Let’s start with my analysis on the EURUSD. As you can see from its 1-hour chart above, the pair appeared to have risen from the dead when it surged above the 1.4850 resistance. It, however, hit a wall at the 1.4900 handle after breaking out. Presently, the pair is trading between 1.4900 and 1.4850.It can range for awhile given that its stochastics are already in the overbought level. The EURUSD, or the fiber as some traders call it, can fall down to 1.4800, which coincides with its 38.2% Fibonacci retracement level, if the 1.4850 support gives way. Though, this support seems to be sturdy enough for it to spring the fiber back to 1.4900.
Next is the USDCAD on the 4-hour time frame. The pair recently broke its uptrend line. The 1.0600 mark, which falls in line with its 38.2% Fibonacci retracement level, appears to be keeping it afloat in the mean time. Should this support break, the pair could find itself down to the 50% Fib. The presence of a hidden bullish divergence with the stochastics in the oversold region, however, suggests that buyers could jump in anytime soon which could lift the pair at least to the 1.0700 hurdle.
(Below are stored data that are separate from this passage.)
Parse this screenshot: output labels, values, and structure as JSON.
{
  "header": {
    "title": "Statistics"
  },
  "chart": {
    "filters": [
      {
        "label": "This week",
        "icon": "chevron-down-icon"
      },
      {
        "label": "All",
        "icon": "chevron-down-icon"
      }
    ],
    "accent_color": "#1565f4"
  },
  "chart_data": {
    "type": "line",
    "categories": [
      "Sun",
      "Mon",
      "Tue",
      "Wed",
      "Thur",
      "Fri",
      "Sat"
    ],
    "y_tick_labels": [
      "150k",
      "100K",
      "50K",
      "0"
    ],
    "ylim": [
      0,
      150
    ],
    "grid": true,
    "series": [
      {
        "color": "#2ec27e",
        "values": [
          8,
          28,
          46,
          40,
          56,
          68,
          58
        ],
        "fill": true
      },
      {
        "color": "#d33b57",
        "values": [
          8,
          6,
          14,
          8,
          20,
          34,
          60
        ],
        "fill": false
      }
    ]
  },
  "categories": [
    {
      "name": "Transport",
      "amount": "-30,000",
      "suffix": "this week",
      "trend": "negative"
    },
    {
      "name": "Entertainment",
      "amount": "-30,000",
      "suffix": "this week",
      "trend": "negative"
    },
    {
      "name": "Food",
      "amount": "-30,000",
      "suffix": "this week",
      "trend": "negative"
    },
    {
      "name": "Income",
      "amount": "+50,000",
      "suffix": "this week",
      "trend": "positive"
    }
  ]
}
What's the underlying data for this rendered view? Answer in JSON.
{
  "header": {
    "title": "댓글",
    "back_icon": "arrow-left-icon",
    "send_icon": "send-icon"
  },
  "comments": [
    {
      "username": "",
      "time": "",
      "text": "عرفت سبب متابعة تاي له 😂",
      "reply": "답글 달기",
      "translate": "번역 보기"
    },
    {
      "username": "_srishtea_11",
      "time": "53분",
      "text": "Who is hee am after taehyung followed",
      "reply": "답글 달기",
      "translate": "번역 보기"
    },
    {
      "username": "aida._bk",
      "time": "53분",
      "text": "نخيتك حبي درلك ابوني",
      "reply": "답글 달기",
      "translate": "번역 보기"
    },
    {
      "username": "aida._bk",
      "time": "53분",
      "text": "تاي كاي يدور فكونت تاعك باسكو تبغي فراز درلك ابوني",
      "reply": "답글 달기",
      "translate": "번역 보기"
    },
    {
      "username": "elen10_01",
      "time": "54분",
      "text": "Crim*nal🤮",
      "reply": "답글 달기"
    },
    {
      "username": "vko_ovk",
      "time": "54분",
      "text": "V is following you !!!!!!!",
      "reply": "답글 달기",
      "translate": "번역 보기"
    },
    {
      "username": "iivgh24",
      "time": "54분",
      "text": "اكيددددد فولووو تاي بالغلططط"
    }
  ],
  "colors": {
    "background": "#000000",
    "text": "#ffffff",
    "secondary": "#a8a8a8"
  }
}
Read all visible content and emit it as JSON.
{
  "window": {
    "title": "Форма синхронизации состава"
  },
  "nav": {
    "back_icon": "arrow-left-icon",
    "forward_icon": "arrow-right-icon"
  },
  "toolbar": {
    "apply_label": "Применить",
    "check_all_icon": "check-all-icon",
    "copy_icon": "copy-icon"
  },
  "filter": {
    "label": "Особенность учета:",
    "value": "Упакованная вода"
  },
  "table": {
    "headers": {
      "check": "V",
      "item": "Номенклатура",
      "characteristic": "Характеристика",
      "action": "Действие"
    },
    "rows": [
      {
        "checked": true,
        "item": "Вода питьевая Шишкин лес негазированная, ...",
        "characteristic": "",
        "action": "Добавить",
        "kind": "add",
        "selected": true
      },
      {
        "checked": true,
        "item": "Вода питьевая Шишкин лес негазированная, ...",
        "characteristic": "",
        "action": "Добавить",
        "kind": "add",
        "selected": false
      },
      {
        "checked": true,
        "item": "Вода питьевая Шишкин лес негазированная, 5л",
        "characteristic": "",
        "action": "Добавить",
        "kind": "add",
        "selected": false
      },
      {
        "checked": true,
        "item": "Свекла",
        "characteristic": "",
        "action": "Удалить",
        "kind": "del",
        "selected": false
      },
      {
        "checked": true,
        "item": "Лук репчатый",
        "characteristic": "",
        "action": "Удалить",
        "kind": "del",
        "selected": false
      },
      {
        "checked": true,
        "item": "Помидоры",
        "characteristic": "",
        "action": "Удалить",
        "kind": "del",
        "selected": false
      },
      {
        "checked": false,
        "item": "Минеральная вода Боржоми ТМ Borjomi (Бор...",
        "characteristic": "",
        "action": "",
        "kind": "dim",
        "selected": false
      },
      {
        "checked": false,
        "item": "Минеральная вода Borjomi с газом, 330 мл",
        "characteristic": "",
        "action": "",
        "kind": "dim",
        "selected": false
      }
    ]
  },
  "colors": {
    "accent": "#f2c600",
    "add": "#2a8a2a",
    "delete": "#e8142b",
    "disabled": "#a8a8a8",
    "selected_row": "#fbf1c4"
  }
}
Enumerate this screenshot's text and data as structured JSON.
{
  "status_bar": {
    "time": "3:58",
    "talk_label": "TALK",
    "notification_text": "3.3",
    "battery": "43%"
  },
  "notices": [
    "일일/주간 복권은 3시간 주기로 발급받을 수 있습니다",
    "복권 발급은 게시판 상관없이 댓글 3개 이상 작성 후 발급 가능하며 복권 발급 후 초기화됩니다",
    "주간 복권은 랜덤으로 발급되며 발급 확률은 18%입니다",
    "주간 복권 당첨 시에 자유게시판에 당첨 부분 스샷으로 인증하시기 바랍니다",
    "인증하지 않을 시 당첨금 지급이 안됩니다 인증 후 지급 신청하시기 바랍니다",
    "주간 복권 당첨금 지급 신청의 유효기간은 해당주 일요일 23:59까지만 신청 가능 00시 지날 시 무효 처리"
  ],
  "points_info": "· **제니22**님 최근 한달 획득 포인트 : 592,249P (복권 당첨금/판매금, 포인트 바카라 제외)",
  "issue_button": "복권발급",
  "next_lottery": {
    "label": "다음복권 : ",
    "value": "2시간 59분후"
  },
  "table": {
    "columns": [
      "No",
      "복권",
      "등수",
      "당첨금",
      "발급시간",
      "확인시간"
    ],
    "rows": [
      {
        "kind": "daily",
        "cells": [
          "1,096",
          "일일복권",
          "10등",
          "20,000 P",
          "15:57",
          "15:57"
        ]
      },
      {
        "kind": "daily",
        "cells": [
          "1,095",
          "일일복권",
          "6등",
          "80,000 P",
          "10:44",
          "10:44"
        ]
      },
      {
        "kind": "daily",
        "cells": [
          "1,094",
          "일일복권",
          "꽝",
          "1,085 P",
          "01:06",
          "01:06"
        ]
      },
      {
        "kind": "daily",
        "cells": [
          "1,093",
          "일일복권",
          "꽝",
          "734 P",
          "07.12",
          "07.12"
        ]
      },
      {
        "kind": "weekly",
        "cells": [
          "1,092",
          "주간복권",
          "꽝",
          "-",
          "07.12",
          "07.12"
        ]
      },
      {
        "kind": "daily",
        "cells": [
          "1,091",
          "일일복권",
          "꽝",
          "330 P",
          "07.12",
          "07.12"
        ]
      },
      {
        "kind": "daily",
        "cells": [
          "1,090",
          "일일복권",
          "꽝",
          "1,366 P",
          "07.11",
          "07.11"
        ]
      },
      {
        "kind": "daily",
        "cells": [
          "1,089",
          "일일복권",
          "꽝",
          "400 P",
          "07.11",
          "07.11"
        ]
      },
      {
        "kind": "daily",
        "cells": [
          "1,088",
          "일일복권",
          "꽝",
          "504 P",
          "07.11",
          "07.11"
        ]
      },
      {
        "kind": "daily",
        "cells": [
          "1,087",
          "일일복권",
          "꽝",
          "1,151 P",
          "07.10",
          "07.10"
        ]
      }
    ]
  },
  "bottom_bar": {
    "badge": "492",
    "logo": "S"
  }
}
Here’s the lowdown on the USDJPY pair… Connecting the highs of the pair would give you a neat descending trend line on the 1-hour chart. The pair has had a few failed attempts to break above that trend line but, just yesterday, it succeeded. It was able to surge to a high of 91.31 before retracing to the 61.8% Fibonacci level, bouncing off the top of the trend line. Although the stochastic hasn’t fully reached the oversold area, it seems poised to move upwards, which indicates that buyers are about to take control. Buyers could take the pair all the way up and encounter resistance at the previous high of 91.31. But if sellers take the upper hand, they could take the pair back below the trend line until support at 89.90.